Ageless and defiant, AC/DC stays on top without going digital
Over the years AC/DC's music hasn't matured much, to the delight of its fans. The band has always delivered an aggressive take on rock's raw essentials: slicing guitars, driving rhythms and racy lyrics. Its new album, “Black Ice” (Columbia), set to be out this month, is the band's most focused release in almost two decades, full of the fist-pumping riffs and shout-along choruses the band is known for. And it is expected to be one of fall's biggest rock releases.
Since 1991, when Nielsen SoundScan started tracking music sales, this Australian band has sold 26.4 million albums, second only to the Beatles, and more than the Rolling Stones or Led Zeppelin.
AC/DC's commercial success flies in the face of conventional music industry wisdom. The band does not sell its music online and has never put out a greatest hits collection or allowed other musicians to sample its songs. At a time when most pop acts give fans the opportunity to have it their way by offering downloadable tracks and remixes, AC/DC gives listeners a different choice: the band's way or the highway.
“You get very close to the albums,” said Angus Young (lead guitar). “It's like an artist who does a painting,” he added. “If he thinks it's a great piece of work, he protects it. It's the same thing: this is our work.” The band has said it does not want to break up its albums to sell individual songs as iTunes usually requires.
AC/DC's decision to focus on selling CDs has put it at the centre of an industry debate about whether even superstar acts can continue to dictate the way their music is sold. Although Kid Rock and Buckcherry had recent hits without iTunes, that online store is now the largest music retailer.
AC/DC gets less attention than many bands it outsells. Its songs receive less airplay than those of Aerosmith, according to Nielsen Broadcast Data Systems. Its members get less attention in gossip columns than the children of the Beatles. And it has never been a critical favourite.
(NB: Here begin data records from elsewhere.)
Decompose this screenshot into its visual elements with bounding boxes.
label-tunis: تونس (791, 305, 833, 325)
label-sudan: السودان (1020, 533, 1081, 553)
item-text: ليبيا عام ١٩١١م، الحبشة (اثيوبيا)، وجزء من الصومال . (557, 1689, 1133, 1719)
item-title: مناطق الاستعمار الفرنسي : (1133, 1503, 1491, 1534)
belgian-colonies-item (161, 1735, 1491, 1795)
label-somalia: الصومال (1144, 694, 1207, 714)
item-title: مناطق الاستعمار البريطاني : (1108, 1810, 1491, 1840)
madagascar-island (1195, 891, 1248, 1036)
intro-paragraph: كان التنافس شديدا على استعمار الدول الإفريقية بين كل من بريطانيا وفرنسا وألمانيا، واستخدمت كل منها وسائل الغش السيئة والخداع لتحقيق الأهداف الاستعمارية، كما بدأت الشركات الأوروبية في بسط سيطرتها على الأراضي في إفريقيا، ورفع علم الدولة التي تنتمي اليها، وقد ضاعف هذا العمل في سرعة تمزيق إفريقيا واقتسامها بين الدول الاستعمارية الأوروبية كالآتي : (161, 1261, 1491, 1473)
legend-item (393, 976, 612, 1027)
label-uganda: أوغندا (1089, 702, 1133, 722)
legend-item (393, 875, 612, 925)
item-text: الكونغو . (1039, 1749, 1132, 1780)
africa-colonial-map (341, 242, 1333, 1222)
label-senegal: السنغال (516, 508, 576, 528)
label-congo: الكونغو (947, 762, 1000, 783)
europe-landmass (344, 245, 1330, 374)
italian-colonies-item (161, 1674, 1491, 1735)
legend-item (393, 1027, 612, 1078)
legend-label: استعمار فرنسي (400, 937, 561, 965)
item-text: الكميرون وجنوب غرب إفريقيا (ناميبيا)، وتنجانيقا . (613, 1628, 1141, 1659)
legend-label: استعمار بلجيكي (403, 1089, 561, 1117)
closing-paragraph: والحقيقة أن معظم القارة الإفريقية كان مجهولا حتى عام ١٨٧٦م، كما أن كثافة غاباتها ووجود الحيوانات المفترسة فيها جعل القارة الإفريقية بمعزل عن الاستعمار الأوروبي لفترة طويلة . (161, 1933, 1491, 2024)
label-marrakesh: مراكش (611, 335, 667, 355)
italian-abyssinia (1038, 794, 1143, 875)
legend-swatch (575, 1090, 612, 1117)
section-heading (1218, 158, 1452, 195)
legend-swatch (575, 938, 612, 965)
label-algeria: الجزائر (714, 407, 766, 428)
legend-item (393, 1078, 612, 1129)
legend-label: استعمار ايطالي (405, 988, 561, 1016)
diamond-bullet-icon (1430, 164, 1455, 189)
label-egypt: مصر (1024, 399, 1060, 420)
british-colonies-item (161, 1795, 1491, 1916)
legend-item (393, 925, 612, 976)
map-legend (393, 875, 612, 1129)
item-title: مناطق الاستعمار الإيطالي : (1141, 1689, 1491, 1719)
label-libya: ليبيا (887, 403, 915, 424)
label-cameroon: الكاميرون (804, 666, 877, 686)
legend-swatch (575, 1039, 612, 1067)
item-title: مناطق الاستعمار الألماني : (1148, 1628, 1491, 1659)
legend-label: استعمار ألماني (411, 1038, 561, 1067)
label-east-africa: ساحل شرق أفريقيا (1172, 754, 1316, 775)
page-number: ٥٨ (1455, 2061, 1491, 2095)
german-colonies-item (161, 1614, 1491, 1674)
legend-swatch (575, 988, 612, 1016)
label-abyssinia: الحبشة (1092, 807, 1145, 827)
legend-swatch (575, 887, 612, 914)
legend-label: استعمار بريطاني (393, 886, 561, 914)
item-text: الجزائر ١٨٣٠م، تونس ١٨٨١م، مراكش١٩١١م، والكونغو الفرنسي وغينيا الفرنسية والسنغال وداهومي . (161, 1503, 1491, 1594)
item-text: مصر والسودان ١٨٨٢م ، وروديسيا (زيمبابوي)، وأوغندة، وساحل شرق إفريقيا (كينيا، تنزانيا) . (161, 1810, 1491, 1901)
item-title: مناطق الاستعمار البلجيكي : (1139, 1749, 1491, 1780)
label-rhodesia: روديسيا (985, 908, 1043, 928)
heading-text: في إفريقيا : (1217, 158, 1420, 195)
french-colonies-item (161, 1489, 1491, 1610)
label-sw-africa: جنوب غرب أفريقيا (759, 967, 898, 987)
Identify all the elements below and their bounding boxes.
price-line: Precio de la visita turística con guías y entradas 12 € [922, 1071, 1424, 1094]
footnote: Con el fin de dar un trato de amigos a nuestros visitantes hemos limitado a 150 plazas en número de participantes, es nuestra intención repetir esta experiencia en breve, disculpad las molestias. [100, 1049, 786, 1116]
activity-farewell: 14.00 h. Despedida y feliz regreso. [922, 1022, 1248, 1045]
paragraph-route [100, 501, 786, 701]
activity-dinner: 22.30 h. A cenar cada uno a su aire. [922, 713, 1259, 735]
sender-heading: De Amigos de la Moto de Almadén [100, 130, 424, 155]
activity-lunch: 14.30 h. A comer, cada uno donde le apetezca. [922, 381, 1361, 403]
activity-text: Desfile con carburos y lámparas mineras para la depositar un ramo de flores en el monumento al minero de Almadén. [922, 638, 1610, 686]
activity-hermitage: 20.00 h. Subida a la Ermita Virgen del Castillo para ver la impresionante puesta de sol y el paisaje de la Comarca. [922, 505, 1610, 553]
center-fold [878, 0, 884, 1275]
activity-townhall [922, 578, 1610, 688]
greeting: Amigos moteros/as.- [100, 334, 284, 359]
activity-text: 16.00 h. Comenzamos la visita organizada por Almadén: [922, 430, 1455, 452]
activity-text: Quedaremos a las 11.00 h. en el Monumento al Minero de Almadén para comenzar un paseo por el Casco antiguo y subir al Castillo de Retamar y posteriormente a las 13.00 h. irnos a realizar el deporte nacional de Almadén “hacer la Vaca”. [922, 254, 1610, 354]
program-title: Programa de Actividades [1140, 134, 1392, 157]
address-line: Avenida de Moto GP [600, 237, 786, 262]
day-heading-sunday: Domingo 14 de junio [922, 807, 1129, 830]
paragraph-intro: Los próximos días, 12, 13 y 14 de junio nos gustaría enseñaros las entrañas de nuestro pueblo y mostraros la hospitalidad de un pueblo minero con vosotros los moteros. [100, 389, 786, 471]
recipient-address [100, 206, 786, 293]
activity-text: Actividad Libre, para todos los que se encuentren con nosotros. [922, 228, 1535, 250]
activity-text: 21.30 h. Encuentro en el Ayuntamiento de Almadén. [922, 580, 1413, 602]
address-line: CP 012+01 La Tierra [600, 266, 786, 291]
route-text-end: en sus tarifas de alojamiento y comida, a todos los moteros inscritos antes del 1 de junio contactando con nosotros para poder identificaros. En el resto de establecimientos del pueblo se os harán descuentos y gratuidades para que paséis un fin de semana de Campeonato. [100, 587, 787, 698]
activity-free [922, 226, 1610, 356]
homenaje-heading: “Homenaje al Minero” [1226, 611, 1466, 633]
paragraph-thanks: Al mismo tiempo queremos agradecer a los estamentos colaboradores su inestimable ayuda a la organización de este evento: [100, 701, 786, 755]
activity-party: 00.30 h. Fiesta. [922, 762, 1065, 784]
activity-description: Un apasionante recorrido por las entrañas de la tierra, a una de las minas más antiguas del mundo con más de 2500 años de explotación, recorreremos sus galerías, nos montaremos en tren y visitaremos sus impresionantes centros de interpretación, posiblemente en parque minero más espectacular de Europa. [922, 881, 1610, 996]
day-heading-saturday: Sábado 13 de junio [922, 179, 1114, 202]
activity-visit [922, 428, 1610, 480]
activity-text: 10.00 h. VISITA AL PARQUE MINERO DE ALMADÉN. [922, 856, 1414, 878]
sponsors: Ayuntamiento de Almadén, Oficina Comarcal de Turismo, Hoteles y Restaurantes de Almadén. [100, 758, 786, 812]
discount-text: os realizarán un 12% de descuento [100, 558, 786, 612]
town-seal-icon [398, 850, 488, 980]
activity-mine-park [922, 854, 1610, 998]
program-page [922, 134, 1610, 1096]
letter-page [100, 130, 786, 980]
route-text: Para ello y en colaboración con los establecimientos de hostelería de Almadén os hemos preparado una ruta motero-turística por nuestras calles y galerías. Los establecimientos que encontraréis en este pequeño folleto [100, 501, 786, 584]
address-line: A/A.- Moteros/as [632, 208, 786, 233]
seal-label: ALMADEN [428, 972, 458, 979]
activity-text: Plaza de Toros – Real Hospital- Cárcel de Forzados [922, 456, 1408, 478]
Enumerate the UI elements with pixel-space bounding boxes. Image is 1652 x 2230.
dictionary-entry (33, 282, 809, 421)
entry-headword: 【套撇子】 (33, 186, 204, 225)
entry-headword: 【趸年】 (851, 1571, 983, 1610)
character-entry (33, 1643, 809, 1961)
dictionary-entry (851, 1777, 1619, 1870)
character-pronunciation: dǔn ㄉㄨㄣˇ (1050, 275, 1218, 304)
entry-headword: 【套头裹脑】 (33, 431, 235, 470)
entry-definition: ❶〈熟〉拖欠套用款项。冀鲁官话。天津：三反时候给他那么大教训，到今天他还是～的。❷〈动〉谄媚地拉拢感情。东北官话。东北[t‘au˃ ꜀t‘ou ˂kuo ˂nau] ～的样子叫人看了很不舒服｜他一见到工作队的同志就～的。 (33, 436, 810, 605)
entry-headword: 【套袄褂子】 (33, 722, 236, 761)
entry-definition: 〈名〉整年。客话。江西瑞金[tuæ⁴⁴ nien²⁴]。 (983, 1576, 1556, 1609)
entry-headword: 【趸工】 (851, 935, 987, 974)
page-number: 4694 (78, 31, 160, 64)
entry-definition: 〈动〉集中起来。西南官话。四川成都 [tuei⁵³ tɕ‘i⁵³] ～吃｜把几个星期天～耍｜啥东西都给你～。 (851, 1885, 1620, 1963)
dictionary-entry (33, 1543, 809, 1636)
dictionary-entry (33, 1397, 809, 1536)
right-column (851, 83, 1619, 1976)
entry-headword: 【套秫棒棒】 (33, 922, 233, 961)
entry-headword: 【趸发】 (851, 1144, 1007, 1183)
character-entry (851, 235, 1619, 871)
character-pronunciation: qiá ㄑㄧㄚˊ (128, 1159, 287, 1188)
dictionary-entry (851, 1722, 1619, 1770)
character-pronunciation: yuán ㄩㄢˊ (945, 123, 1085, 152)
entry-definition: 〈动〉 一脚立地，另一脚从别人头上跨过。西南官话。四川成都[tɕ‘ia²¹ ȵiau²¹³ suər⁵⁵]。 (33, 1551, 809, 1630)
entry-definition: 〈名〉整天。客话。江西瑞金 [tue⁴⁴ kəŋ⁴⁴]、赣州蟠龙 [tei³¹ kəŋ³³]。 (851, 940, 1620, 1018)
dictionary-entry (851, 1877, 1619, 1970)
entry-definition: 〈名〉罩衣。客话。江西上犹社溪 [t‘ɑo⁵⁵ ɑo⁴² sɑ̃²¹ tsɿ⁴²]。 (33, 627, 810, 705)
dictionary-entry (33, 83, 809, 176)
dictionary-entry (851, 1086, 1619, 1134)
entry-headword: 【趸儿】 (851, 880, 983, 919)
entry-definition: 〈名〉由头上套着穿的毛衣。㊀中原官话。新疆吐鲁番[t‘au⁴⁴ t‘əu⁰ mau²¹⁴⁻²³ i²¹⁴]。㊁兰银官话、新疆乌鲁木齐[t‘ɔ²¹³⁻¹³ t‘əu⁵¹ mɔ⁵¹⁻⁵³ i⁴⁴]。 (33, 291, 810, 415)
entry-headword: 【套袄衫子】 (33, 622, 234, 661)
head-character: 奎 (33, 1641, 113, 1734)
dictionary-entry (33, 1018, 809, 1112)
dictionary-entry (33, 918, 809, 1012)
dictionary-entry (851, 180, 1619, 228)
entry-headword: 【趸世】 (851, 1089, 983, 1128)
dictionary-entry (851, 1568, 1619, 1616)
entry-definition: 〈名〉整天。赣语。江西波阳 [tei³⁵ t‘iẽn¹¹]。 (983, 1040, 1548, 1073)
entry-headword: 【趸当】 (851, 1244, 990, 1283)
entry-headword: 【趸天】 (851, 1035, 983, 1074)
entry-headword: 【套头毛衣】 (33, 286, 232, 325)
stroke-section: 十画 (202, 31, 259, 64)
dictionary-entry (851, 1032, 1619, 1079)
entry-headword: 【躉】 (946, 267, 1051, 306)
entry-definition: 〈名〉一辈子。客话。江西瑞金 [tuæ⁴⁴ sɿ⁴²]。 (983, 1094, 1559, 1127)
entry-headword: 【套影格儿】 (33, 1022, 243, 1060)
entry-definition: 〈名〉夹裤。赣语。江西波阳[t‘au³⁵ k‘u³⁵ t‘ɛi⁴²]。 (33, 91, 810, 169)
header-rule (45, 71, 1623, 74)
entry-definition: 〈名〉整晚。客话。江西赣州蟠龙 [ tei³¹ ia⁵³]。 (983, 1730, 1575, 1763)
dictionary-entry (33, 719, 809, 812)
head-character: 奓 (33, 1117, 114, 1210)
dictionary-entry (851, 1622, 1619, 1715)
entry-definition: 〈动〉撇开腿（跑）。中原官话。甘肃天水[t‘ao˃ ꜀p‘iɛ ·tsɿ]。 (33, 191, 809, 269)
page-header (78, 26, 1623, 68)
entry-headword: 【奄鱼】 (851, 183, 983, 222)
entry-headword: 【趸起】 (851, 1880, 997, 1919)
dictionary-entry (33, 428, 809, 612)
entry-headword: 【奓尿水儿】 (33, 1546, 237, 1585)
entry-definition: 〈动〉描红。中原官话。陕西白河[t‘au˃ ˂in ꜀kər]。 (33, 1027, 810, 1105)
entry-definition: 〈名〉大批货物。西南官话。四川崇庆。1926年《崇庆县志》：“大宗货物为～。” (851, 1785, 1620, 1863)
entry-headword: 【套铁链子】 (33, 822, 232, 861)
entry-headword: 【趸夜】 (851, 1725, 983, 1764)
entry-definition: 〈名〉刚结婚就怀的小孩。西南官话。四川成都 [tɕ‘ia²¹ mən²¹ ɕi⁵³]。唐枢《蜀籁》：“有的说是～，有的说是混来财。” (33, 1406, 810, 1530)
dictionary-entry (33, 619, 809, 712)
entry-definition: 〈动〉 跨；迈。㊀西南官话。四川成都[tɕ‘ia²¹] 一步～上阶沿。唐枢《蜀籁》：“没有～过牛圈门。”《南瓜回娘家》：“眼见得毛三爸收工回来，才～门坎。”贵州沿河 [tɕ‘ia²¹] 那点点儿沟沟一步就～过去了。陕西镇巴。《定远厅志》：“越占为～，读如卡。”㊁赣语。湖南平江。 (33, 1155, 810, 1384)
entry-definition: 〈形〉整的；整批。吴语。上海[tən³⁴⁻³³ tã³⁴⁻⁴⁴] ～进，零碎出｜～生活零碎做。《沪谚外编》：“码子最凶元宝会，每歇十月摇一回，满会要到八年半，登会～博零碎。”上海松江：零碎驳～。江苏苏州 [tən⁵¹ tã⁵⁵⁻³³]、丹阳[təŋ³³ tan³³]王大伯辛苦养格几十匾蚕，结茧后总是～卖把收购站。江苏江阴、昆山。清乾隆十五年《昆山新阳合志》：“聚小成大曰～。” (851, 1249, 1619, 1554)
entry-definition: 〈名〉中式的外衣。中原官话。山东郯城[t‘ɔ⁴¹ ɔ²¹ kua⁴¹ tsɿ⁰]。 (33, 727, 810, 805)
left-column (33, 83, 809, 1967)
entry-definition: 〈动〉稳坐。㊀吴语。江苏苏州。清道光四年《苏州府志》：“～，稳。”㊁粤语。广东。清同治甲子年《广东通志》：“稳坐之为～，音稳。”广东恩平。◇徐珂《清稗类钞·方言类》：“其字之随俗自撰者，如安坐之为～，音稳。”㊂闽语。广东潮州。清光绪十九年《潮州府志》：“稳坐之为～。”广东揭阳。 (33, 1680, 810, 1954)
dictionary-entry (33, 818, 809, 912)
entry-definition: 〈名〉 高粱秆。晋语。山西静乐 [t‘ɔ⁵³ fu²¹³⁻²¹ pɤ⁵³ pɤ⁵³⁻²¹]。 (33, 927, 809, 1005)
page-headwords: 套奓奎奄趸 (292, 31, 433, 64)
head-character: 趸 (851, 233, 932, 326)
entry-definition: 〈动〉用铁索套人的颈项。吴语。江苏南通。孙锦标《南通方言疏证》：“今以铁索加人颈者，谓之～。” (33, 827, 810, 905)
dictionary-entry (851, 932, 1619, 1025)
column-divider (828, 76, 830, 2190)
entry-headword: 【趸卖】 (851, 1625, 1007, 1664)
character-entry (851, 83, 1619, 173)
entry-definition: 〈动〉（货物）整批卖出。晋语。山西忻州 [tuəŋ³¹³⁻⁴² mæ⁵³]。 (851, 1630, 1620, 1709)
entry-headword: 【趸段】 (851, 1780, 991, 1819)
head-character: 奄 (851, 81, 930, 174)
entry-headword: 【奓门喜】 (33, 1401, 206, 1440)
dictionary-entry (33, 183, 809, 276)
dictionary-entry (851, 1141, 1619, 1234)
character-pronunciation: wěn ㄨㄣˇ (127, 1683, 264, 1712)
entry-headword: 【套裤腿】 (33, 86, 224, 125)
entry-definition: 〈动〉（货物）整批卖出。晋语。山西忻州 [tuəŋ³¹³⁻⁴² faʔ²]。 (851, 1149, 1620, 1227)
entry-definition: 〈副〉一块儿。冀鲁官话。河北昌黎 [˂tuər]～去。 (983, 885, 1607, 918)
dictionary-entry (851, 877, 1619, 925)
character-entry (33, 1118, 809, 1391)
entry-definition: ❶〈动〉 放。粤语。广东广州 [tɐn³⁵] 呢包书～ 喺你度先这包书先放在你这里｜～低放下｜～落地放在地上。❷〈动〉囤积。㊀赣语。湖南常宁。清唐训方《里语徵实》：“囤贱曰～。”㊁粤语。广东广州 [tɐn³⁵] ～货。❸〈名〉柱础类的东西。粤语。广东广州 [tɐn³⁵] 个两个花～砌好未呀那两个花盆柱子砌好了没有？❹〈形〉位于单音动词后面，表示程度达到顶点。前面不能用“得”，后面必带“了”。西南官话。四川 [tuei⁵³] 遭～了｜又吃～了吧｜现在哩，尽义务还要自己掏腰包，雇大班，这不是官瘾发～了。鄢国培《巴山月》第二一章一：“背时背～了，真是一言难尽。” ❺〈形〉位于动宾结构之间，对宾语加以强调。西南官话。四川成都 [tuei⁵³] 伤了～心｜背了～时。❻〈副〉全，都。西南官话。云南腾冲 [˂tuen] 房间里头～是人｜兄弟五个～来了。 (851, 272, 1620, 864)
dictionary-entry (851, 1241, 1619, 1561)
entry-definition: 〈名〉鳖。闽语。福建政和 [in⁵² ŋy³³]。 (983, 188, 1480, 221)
The band makes no pretence to art, and its lyrics often contain what might be called single entendres.
For this, and much else, Angus is unapologetic. “People say it's juvenile music, but pardon me” -- he speaks these last two words with exaggerated politeness -- “I thought rock 'n' roll was supposed to be juvenile. You sing what you know. What am I going to write about -- Rembrandt?”
Much of AC/DC's appeal lies in the group's consistency, its unwavering focus on cranking up the rhythms of early rock into stadium-sized anthems. Although AC/DC has fans of all ages, it is almost unique among '70s bands in that it never tried to grow up with its audience. The band never experimented with different genres, made an “unplugged” album or even recorded a ballad, and none of its songs sound rooted in a particular time.
The group's raw aggression is as relevant to teenagers who listen to its albums on iPods as they were to those who heard them on record players. “Back in Black,” which has sold 49 million copies worldwide since 1980, according to Columbia, could serve as a catchy soundtrack to teenage frustration for as long as it exists.
Obsessed with rockers like Little Richard and Chuck Berry, brothers Angus and Malcolm Young (rhythm guitar) formed AC/DC in 1973 when they were teenagers, and won a reputation for giving raucous concerts after their sister suggested that Angus perform in his school uniform.
AC/DC had its first big hit in the United States when the producer Robert John (Mutt) Lange gave its guitar riffs a pop shine on the 1979 album “Highway to Hell.” The next year, after the singer Bon Scott died in a misadventure with alcohol, the band recruited Brian Johnson. The group's next album, “Back in Black,” has sold about 22 million copies in the United States.
Since then AC/DC has lost its way (“Fly on the Wall,” 1985) and recaptured its old energy (“Razors Edge,” 1990). But its catalogue kept selling.
These days the band's members don't spend much time together between albums. The Young brothers split their time between London and Australia; the drummer Phil Rudd lives in New Zealand; and the bassist Cliff Williams and Johnson live about a half-hour apart in south-western Florida.
“Going back a few years, everyone was going digital but people were still buying our albums,” Angus said. “They said everything was going that way, then they came back to us and said, 'You're hanging in there.' So what's the rush?”